In a Miami media session that took on an unusually managerial tone, the Mercedes team principal repeatedly steered the conversation toward patience and pointed to Antonelli's father as the figure who keeps the 19-year-old grounded. Paddock journalists at the session reported that Wolff named the Italian press as the constituency he was most concerned about.
"Toto Wolff said it was very important to keep calm now," reported F1 paddock journalist Adam Cooper after the briefing. "He focused on his father, that he's very good at keeping Kimi with both feet on the ground. From that we can assess that the big thing for Toto Wolff is he wants to keep Kimi nice and calm and to keep the press moments from the Italians at a minimum, because there's a lot of hype about Kimi at the moment."
The irony has not been lost on the broadcast booth: the hype, in some ways, is Mercedes' own creation. Wolff promoted Antonelli straight from F2 to a Hamilton-replacement seat, skipped a customary loan-year placement at a smaller team — the route Russell took at Williams — and assigned race engineer Peter "Bono" Bonnington, the man who helped guide Hamilton through six of his seven world titles, to the rookie's side of the garage.

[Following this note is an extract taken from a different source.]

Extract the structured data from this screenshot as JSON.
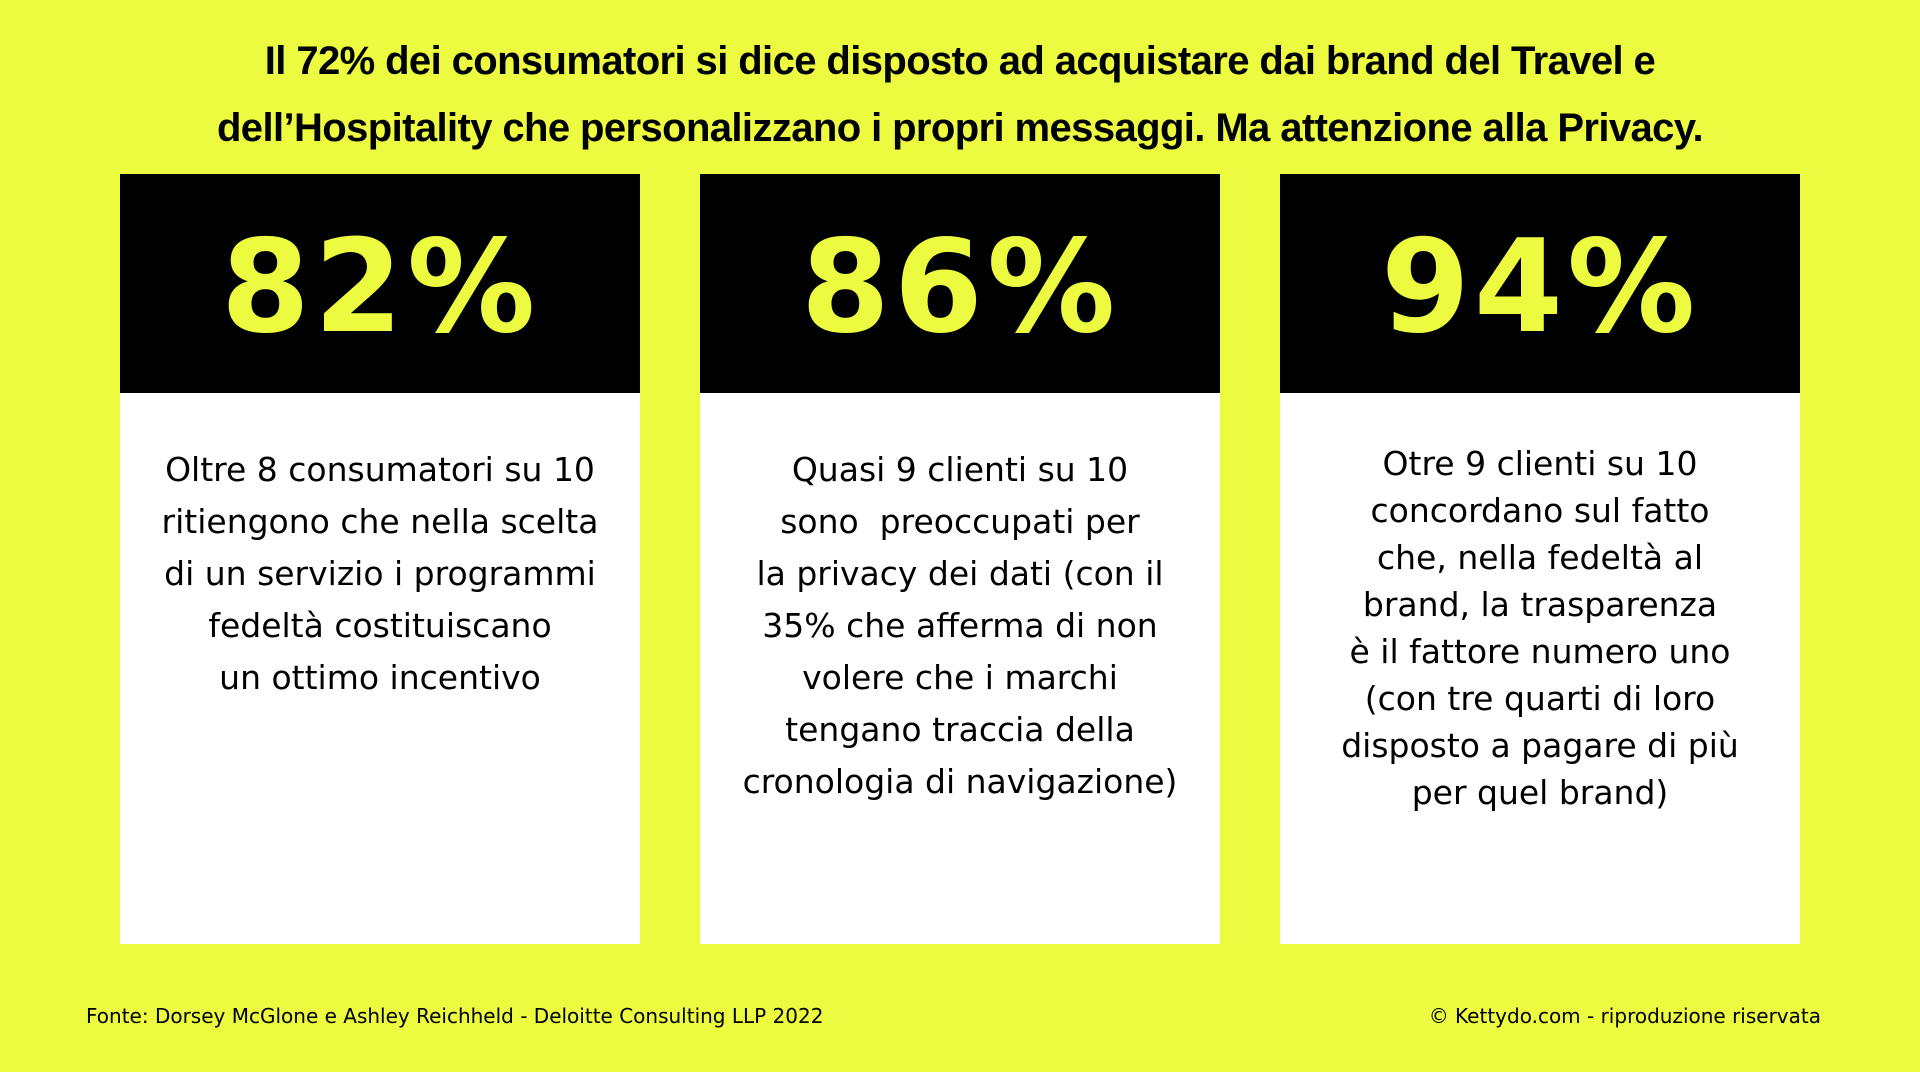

Vindication on track has now produced a containment problem off it.
"Toto, it's not disingenuous, but it's a funny old situation he's found himself in because this is a product of his own making," the F1 Paddock Update panel observed. "He created the hype in the first place. Let's skip this kid out of F3, let's get him up into Formula 1, let's get him to a big team, let's not put him in a Williams like we did with George. And then he's like, 'Oh, no, no, we need to keep the lid on Kimi a little bit.'"
The protective approach is consistent with how Mercedes handled Antonelli pre-debut. He was largely off-limits to the media, with only a handful of selective interviews granted before he stepped into the car. The Australian Grand Prix opener last year — where Antonelli was put in front of school friends and family on the grid in an emotionally charged setting — is widely seen internally as a misstep that the team is now actively trying not to repeat.
"He kind of buckled under that pressure a little bit, which was a shame," the panel reflected. "And totally understandable, and good that Mercedes were aware of that. They're obviously now taking steps to try and protect him again, now he's leading the championship and everyone's talking about him winning the title."
The closest historical comparison Mercedes are drawing on, internally, is Hamilton's 2013 arrival from McLaren, when Wolff publicly committed to giving the British driver more breathing room outside sponsor commitments than he had been given at Woking.
"That's part of Toto's strength," the panel said. "A very good man-manager is able to spot these pinch points and get the best out the drivers. The philosophy was to give Hamilton as much room as he wanted in his private life and not to force him to do all the sponsor commitments that he may have had to have done at McLaren. And you ended up with a happy Hamilton, which kind of got the best out of Hamilton. He's obviously allowing Antonelli to have a similar approach."
Three Grand Prix wins in a row — China, Japan and Miami — puts Antonelli on the kind of streak that, historically, only world champions in waiting have managed at this stage. Wolff's appeal for restraint reads less like a denial of a title campaign than an attempt to control its volume in a year where Mercedes were not expecting to be the team to beat.
The next test of the hype-management strategy is Montreal in two weeks, where Mercedes have a major floor revision lined up and the Italian press will travel in numbers.